Alternate Link : Click here
For an immersion in the beauty of Kalyana Vasantam for 30 minutes, listen to this vocal rendition by Maharajapuram Santhanam. The alapana gently sweeps and ushers us into the lyrical kriti. How can a voice be both majestic and sweet?
Alternate Link : Click here (needs free membership to Sangeethamshare)
Lastly, any post on Kalyana Vasantam is incomplete without a rendition by Kadri Gopalnath who has made this raga his very own. On his Saxophone, the raga takes almost a strident note, demanding immediate attention.

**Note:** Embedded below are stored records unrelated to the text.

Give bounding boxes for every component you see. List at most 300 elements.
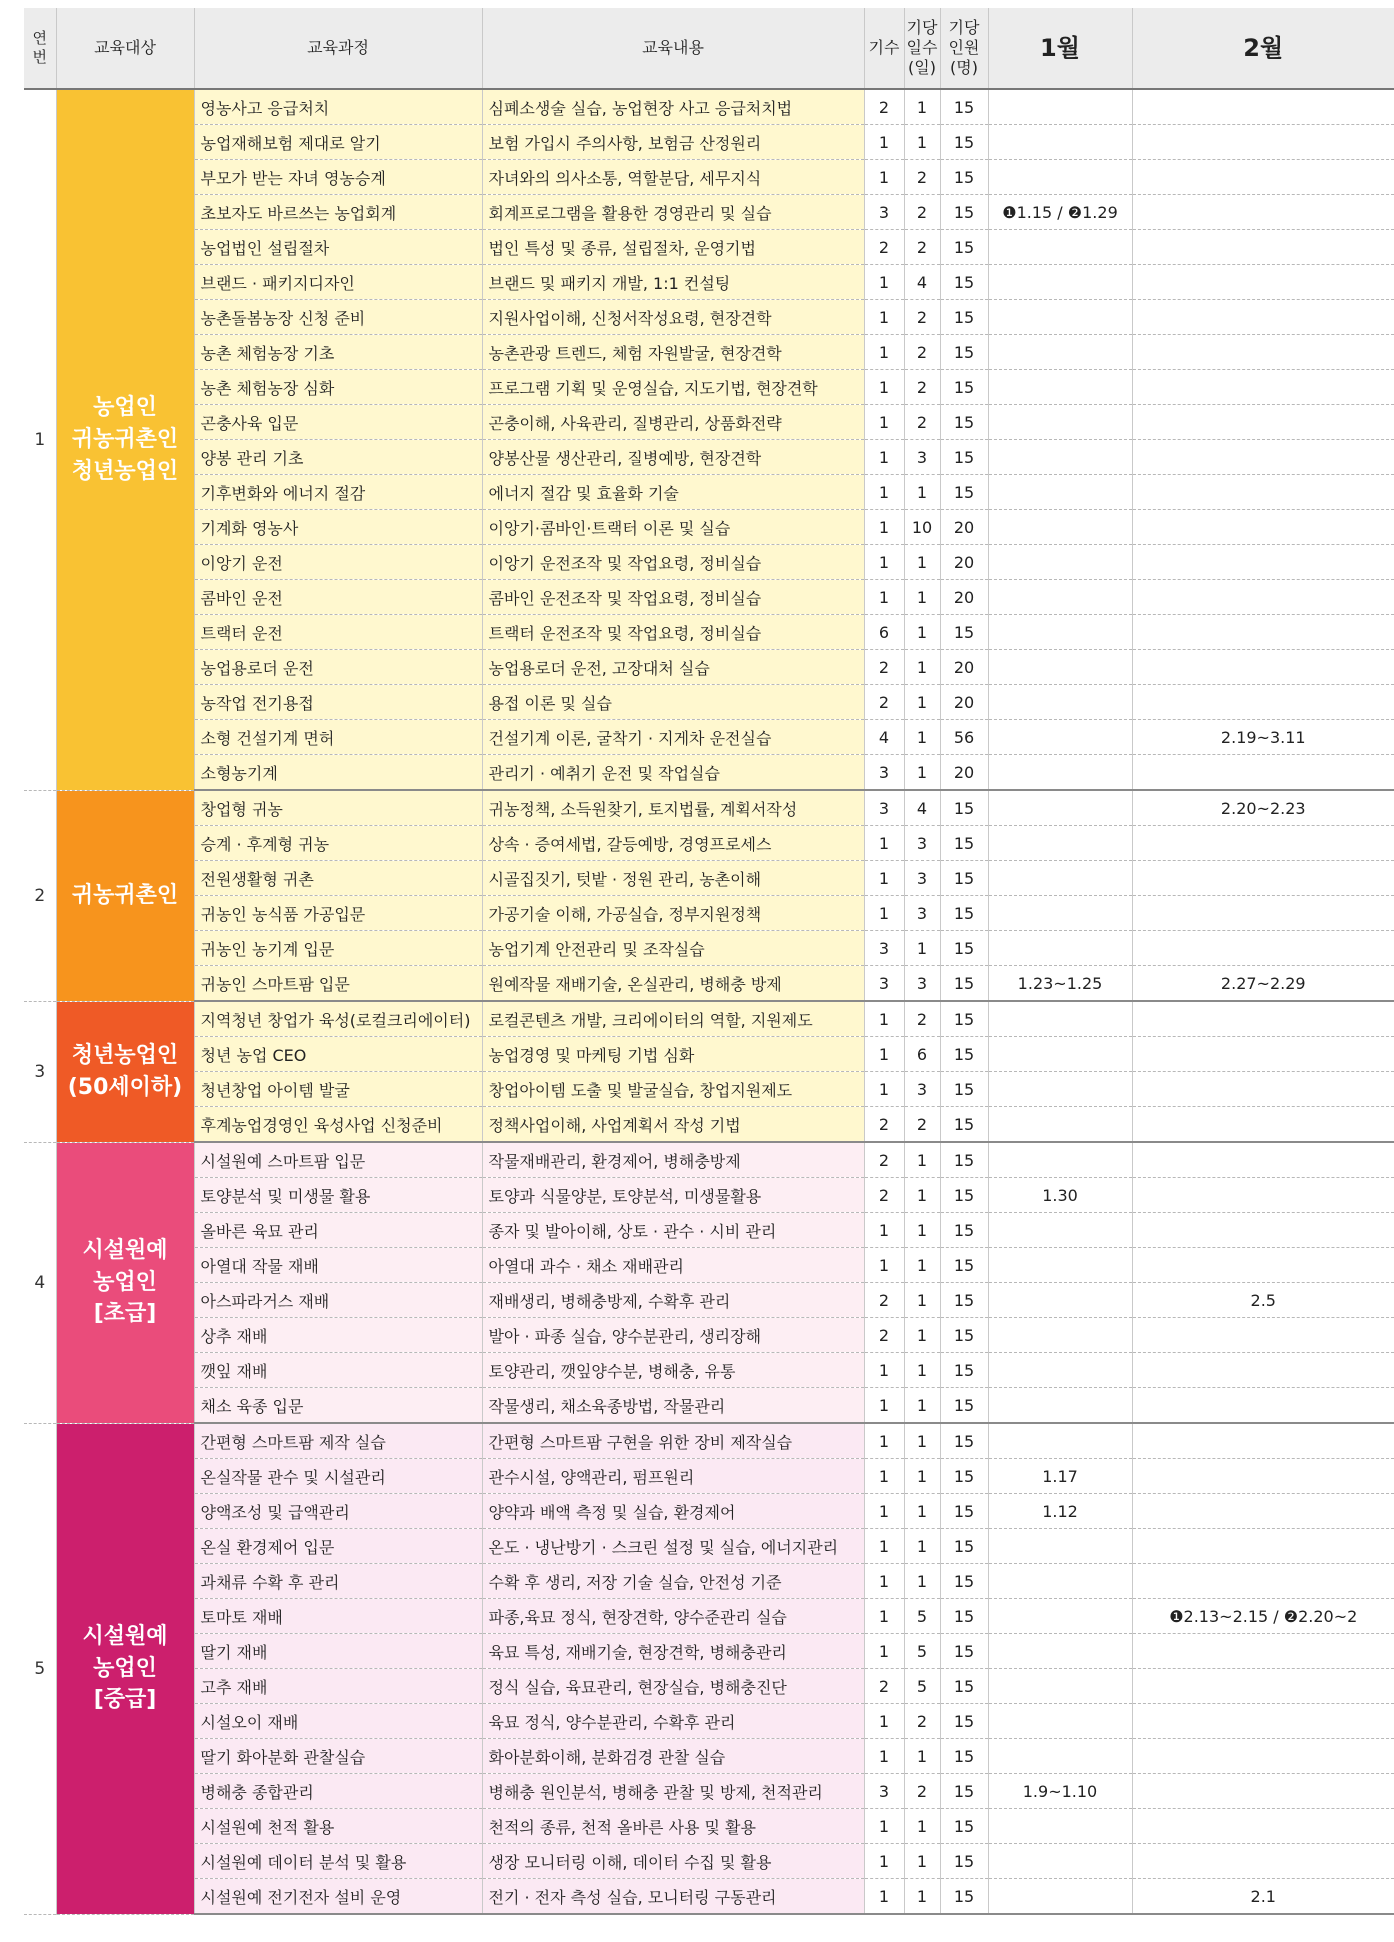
sessions-cell: 2 xyxy=(864,1318,904,1353)
course-cell: 토양분석 및 미생물 활용 xyxy=(194,1178,482,1213)
jan-date-cell xyxy=(988,1142,1132,1178)
content-cell: 파종,육묘 정식, 현장견학, 양수준관리 실습 xyxy=(482,1599,864,1634)
table-row xyxy=(24,1248,1394,1283)
people-cell: 15 xyxy=(940,615,988,650)
content-cell: 작물재배관리, 환경제어, 병해충방제 xyxy=(482,1142,864,1178)
days-cell: 3 xyxy=(904,966,940,1002)
feb-date-cell xyxy=(1132,1248,1394,1283)
table-row xyxy=(24,1669,1394,1704)
course-cell: 부모가 받는 자녀 영농승계 xyxy=(194,160,482,195)
days-cell: 1 xyxy=(904,89,940,125)
course-cell: 청년창업 아이템 발굴 xyxy=(194,1072,482,1107)
schedule-table xyxy=(24,8,1394,1915)
feb-date-cell xyxy=(1132,1107,1394,1143)
days-cell: 5 xyxy=(904,1599,940,1634)
feb-date-cell: 2.27~2.29 xyxy=(1132,966,1394,1002)
jan-date-cell xyxy=(988,265,1132,300)
content-cell: 프로그램 기획 및 운영실습, 지도기법, 현장견학 xyxy=(482,370,864,405)
jan-date-cell xyxy=(988,1353,1132,1388)
table-row xyxy=(24,1494,1394,1529)
jan-date-cell xyxy=(988,1529,1132,1564)
education-schedule-sheet xyxy=(24,8,1394,1928)
days-cell: 3 xyxy=(904,896,940,931)
people-cell: 15 xyxy=(940,1459,988,1494)
feb-date-cell xyxy=(1132,755,1394,791)
feb-date-cell xyxy=(1132,1529,1394,1564)
table-row xyxy=(24,405,1394,440)
course-cell: 초보자도 바르쓰는 농업회계 xyxy=(194,195,482,230)
people-cell: 15 xyxy=(940,826,988,861)
jan-date-cell xyxy=(988,1879,1132,1915)
header-sessions: 기수 xyxy=(864,8,904,89)
content-cell: 간편형 스마트팜 구현을 위한 장비 제작실습 xyxy=(482,1423,864,1459)
course-cell: 귀농인 농식품 가공입문 xyxy=(194,896,482,931)
people-cell: 15 xyxy=(940,1107,988,1143)
sessions-cell: 1 xyxy=(864,475,904,510)
course-cell: 귀농인 스마트팜 입문 xyxy=(194,966,482,1002)
table-row xyxy=(24,265,1394,300)
people-cell: 15 xyxy=(940,125,988,160)
content-cell: 종자 및 발아이해, 상토 · 관수 · 시비 관리 xyxy=(482,1213,864,1248)
people-cell: 15 xyxy=(940,1037,988,1072)
content-cell: 토양관리, 깻잎양수분, 병해충, 유통 xyxy=(482,1353,864,1388)
table-row xyxy=(24,1318,1394,1353)
sessions-cell: 1 xyxy=(864,1072,904,1107)
course-cell: 온실작물 관수 및 시설관리 xyxy=(194,1459,482,1494)
sessions-cell: 1 xyxy=(864,1388,904,1424)
jan-date-cell xyxy=(988,650,1132,685)
table-row xyxy=(24,896,1394,931)
jan-date-cell: ❶1.15 / ❷1.29 xyxy=(988,195,1132,230)
jan-date-cell xyxy=(988,1844,1132,1879)
sessions-cell: 1 xyxy=(864,1844,904,1879)
people-cell: 15 xyxy=(940,1809,988,1844)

Alternate rendition (I could not find my version online) : Click here
Footnote (Lyrics) :
Language : Telugu
(I do not speak Telugu and the information below is dependent on various web sources)
नाद लोलुडै ब्रह्मा-
स्वादु फल प्रद सप्त
स्वर राग निचय सहित
हरि हरात्म भूसुर पति
शर जन्म गणेशादि
वर मौनुलुपासिञ्च रे
धर त्यागराजु तॆलियु
nAda lOluDai brahmA
svAdu phala prada sapta
svara rAga nichaya sahita
hari harAtma bhUsura pati
shara janma gaNEshAdi
vara maunulupAsincha rE
dhara tyAgarAju teliyu
O Mind, attain (andavE) the rapture of absorbtion on the Brahman (brahmAnanda) by immersing (loluDai) in music (nAda, literally sound), which includes (sahita) the seven (sapta) svara (notes) and a multitide (nichaya) of ragas (rAga) that bestow (prada) sweet (svAdu) results (phala).
Vishnu (hari), Shiva (harA), Brahma (Atma bhU – self born), Indra (sura pati – Lord of the Gods), Kartikeya (shara janma – born in reeds), Ganesha, great sages (vara maunulu), etc (Adi) workship (upAsincha) nAda (implied), of this Tyagaraja is aware (teliyu) on this earth (dhara).